A detailed data wrangling and exploratory data analysis

Primary LanguageHTML

JSC370_Project_Youtube_data_analysis

YouTube, the world’s third most popular online destination, has transformed from a video-sharing site into a job opportunity for content creators in both new and mainstream media. (cite: https://www.elon.edu/u/academics/communications/journal/wp-content/uploads/sites/153/2017/06/06_Margaret_Holland.pdf) Individuals who upload videos on Youtube, also known as YouTubers, could turn on monetization features.
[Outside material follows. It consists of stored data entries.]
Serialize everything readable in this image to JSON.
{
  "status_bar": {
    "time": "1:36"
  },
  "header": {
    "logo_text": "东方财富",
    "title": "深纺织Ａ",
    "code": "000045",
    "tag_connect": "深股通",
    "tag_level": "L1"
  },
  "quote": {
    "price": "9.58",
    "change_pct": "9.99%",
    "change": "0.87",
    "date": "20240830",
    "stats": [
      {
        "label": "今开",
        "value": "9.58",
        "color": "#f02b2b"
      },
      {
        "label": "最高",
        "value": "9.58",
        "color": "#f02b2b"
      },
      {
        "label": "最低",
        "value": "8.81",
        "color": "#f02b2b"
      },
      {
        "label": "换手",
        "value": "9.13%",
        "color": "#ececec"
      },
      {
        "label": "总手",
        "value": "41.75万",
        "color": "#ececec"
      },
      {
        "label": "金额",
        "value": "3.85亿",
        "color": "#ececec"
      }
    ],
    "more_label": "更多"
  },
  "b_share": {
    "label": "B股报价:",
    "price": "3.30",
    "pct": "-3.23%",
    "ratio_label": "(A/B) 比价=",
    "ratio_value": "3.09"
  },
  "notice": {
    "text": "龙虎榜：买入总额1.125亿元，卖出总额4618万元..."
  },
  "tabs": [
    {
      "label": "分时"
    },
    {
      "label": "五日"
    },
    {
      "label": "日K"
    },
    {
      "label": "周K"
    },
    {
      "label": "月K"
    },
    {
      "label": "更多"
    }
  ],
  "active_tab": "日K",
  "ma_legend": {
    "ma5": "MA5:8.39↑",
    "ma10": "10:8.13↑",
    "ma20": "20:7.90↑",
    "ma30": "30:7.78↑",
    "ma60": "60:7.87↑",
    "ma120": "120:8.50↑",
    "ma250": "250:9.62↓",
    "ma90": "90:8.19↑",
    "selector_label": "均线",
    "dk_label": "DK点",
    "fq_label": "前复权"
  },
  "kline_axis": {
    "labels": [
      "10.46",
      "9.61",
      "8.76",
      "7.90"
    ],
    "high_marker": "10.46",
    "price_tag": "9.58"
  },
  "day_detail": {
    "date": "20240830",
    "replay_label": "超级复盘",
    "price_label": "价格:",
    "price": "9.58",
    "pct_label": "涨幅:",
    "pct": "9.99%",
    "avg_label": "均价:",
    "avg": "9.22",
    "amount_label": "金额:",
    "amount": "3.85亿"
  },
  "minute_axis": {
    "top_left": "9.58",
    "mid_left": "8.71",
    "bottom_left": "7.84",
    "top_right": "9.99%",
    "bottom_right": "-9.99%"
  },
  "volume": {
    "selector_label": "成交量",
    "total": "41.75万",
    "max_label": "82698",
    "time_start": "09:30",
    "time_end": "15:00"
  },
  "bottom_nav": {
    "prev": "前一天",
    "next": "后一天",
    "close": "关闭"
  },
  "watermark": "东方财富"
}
One of the major ways YouTubers earn money is through the number of ad views (https://support.google.com/youtube/answer/72857?hl=en). Since ad views depend on each video’s views, we would like to analyze what factors could result in a high view and how people’s preferences have changed in recent years.

Instruction

  1. Download CA_youtube_trending_data.csv from https://www.kaggle.com/rsrishav/youtube-trending-video-dataset.
  2. Download CAvideos.csv from https://www.kaggle.com/datasnaek/youtube-new?select=CAvideos.csv
  3. Download CA_category_id.json from https://www.kaggle.com/datasnaek/youtube-new (I have included in the repository)
  4. Run insert_words.py and it will produce CAvideos2.csv
  5. Run mid_Part1_final.Rmd inside R studio to produce the same result (an html file).

Note that I also included my API call result All_ca_trend_vid_content.csv, so you do not have to obtain a key and run the API for a long time to obtain the additional data.